If you don't know, I have Factor VII blood disorder. It's ridiculously rare and I've had to tell a few doctors what it is, which is funny because sometimes I am not even sure what it is! I didn't know I had it until I was diagnosed with it last fall. But now that I do know I have it, it makes complete and total sense with a lot of things that have happened in my life. Basically, I bleed faster and at a greater quantity than the average person.
All of this pregnancy I have had issues with bleeding. It has caused a lot of stress and a lot of tears, especially at the beginning when miscarriage is such a big possibility. In the beginning I had partial placenta previa, which is where the placenta covers your cervix and that can cause bleeding (and a host of other issues). Normally where others would maybe spot, or bleed a little, I bleed a lot. A scary amount. I ended up in the ER about 6 times before I ever hit 20 weeks. It was insane. Luckily, at 18 weeks the placenta previa fixed itself. But I have continued to have bleeding episodes regardless, usually every three weeks there is some type of bleeding.
Because of the risks associated with bleeding during pregnancy and because I have Factor VII, I always have to go into Labor & Delivery no matter what -- even if I'm not worried.
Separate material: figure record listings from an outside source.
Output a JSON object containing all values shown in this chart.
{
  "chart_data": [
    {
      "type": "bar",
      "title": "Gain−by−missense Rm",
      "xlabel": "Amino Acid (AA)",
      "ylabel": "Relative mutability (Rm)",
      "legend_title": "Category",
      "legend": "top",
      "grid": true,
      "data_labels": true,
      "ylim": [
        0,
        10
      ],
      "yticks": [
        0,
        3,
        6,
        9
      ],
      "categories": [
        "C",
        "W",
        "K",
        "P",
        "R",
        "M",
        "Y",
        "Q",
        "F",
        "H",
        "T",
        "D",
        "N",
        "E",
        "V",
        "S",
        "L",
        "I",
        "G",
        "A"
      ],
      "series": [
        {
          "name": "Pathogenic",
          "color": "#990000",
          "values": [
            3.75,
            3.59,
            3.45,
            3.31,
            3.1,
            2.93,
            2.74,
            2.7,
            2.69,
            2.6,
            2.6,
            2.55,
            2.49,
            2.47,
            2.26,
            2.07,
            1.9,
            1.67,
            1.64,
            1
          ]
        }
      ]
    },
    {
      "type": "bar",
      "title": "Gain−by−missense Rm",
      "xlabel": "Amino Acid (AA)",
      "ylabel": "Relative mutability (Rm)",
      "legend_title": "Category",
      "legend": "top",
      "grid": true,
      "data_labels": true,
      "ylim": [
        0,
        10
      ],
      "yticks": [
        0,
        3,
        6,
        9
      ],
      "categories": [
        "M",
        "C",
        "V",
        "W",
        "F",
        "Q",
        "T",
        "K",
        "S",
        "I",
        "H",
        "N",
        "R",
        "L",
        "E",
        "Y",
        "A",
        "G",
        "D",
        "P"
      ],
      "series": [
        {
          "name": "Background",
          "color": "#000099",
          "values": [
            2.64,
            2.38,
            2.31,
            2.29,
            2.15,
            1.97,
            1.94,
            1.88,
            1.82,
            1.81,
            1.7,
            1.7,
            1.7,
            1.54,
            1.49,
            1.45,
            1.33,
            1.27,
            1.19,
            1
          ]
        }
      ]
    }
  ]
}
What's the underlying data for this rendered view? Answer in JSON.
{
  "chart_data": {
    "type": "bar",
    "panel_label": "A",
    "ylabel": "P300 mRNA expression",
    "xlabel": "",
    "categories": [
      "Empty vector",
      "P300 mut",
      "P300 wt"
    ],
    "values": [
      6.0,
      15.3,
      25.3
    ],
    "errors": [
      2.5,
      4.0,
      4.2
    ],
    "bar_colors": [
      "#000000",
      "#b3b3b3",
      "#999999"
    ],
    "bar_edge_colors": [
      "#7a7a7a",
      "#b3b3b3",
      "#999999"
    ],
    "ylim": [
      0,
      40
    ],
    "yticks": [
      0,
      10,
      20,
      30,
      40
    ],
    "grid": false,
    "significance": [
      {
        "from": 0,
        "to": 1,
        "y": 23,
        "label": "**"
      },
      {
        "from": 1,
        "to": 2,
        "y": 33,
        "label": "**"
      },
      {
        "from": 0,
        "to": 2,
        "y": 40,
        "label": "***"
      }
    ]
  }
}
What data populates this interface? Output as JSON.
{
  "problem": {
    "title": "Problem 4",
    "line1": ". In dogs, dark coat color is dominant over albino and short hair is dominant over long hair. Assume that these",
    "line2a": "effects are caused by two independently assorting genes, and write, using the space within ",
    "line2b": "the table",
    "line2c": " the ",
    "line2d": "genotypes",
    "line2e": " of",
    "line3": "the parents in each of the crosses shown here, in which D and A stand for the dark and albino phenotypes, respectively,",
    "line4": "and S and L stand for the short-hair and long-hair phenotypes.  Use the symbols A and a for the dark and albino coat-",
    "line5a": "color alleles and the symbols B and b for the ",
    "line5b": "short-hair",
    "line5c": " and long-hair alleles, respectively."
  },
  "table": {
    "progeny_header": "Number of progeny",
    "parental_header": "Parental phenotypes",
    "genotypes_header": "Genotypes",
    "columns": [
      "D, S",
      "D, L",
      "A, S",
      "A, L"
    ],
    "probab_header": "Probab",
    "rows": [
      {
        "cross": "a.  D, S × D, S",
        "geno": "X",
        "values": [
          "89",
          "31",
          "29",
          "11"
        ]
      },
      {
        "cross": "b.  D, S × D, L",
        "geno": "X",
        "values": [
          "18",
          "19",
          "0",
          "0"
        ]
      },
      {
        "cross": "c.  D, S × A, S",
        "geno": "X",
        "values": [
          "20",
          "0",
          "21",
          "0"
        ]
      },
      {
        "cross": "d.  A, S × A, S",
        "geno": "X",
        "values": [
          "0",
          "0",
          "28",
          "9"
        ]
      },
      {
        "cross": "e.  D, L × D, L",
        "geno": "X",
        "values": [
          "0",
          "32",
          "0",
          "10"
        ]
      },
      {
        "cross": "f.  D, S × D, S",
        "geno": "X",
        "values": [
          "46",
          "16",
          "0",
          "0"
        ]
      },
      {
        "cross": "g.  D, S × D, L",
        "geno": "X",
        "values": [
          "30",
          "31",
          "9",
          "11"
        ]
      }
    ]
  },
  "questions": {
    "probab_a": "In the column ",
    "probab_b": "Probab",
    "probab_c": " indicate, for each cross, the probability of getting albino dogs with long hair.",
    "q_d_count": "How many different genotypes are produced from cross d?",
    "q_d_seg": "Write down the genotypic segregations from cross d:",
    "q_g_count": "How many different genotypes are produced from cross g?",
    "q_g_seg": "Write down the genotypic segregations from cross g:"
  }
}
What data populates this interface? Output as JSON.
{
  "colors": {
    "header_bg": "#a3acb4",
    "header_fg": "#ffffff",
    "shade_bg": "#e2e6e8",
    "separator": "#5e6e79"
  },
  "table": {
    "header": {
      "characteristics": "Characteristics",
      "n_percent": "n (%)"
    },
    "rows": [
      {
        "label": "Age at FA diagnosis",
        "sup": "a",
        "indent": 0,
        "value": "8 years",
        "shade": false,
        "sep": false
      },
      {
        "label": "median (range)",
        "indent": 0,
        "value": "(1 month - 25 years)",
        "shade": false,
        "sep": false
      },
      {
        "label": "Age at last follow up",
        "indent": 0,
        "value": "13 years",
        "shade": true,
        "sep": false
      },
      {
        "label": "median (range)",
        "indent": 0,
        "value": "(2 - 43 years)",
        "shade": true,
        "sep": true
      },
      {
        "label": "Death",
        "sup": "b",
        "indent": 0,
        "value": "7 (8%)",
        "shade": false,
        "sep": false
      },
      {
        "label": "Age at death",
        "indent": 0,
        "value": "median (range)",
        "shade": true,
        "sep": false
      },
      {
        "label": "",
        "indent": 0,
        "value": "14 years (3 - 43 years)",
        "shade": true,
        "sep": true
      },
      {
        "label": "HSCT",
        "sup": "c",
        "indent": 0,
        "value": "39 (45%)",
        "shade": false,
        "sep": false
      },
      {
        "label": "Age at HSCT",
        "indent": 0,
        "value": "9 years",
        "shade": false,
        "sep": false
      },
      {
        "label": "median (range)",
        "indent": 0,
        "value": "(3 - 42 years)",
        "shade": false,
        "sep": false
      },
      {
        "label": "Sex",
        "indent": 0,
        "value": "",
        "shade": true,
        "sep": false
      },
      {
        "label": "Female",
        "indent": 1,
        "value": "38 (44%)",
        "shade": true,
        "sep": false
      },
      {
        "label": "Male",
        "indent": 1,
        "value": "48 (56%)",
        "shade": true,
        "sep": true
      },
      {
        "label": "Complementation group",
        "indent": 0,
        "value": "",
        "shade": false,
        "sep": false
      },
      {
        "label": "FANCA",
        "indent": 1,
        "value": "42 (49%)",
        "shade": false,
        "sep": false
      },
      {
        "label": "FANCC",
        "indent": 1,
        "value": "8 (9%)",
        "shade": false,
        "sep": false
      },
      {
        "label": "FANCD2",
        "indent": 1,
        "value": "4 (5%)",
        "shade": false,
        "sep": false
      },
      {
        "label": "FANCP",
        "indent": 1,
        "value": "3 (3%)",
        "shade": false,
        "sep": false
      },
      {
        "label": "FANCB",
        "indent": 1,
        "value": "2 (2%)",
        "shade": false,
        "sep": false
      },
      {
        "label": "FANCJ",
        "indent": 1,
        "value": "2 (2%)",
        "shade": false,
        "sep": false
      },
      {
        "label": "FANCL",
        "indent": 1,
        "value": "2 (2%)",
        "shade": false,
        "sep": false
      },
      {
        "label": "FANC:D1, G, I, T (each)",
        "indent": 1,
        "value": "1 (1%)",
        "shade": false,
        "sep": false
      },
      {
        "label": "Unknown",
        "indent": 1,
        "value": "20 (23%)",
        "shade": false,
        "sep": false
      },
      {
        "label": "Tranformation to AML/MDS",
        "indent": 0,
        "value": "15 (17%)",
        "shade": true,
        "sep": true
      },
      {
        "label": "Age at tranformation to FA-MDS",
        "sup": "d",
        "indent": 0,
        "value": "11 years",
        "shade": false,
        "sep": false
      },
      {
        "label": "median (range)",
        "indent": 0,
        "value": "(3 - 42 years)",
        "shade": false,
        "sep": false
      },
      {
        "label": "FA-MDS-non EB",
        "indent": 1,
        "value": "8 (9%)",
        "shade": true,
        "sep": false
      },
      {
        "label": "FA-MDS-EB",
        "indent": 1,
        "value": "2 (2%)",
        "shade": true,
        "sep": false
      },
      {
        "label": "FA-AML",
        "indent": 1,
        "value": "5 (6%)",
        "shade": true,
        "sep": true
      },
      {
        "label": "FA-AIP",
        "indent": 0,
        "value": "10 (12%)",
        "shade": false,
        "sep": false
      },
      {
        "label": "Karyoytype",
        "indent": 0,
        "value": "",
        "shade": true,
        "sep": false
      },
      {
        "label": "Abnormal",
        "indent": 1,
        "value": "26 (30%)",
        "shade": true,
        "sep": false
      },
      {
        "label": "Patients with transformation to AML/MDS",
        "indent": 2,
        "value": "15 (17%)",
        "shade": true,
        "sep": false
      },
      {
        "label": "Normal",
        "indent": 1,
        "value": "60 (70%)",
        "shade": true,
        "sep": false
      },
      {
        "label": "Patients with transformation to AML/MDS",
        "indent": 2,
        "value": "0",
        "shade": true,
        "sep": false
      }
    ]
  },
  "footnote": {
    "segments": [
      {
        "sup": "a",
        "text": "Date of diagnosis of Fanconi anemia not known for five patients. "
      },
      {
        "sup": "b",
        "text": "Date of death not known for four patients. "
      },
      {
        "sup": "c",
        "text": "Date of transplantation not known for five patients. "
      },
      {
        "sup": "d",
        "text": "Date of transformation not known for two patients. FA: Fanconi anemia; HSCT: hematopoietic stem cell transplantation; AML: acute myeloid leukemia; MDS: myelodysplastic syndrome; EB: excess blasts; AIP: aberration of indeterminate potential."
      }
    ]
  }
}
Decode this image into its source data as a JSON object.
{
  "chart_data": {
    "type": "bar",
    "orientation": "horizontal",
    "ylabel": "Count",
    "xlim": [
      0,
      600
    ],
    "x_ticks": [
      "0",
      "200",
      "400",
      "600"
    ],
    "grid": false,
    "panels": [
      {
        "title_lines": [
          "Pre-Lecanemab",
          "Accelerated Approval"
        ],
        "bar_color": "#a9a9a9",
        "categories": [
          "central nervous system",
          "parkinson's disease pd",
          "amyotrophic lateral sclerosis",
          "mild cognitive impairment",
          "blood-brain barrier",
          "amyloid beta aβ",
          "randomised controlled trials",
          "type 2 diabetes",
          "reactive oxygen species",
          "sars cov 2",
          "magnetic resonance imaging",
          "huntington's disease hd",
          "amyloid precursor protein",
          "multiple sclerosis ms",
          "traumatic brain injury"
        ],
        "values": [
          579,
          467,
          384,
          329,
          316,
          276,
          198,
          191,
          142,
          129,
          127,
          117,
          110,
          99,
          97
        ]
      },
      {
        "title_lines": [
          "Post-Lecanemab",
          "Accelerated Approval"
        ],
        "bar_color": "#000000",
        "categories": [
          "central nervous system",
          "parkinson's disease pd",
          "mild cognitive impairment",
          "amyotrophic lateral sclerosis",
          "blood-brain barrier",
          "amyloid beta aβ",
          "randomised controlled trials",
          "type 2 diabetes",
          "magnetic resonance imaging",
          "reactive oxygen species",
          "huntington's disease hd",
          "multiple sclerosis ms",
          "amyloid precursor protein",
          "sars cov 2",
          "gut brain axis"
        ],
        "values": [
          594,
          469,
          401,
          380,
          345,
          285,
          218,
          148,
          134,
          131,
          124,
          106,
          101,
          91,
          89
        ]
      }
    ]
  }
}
This past Sunday was just such a day. As you read from this weeks bumpdate I have been having pretty crazy contractions since Friday and just generally being in pain and having discomfort. Sunday I made the decision to go to church. Baaaaad idea. I totally wore myself out and was having crazy contractions that really friggin' hurt! Then I got up to go to the bathroom and there was blood.
I could NOT catch a break this weekend!
Into labor and delivery we went. I wasn't crazy worried because this had happened before: unexplained bleeding due to Factor VII disorder. It gets a little annoying but I'd rather it be nothing really than something serious. Plus, I get to hear his beautiful heartbeat for a few hours and I get to see him on the ultrasound, so it all evens out. (Except for I ALWAYS have to have a cervical exam when I come in for bleeding and that part I could do without...)
|Yeah, little dude has dropped if ya can't tell! ha!|
It's just another obstacle that Factor VII brings into this pregnancy.
But I am SO insanely blessed that my diagnosis isn't severe. It's bad, but it's manageable and I don't have to have shots every few weeks and I can still be active without worrying about severe bleeding. When I think about how bad it could be I am grateful for my little nook of semi-safety as far as this disorder goes.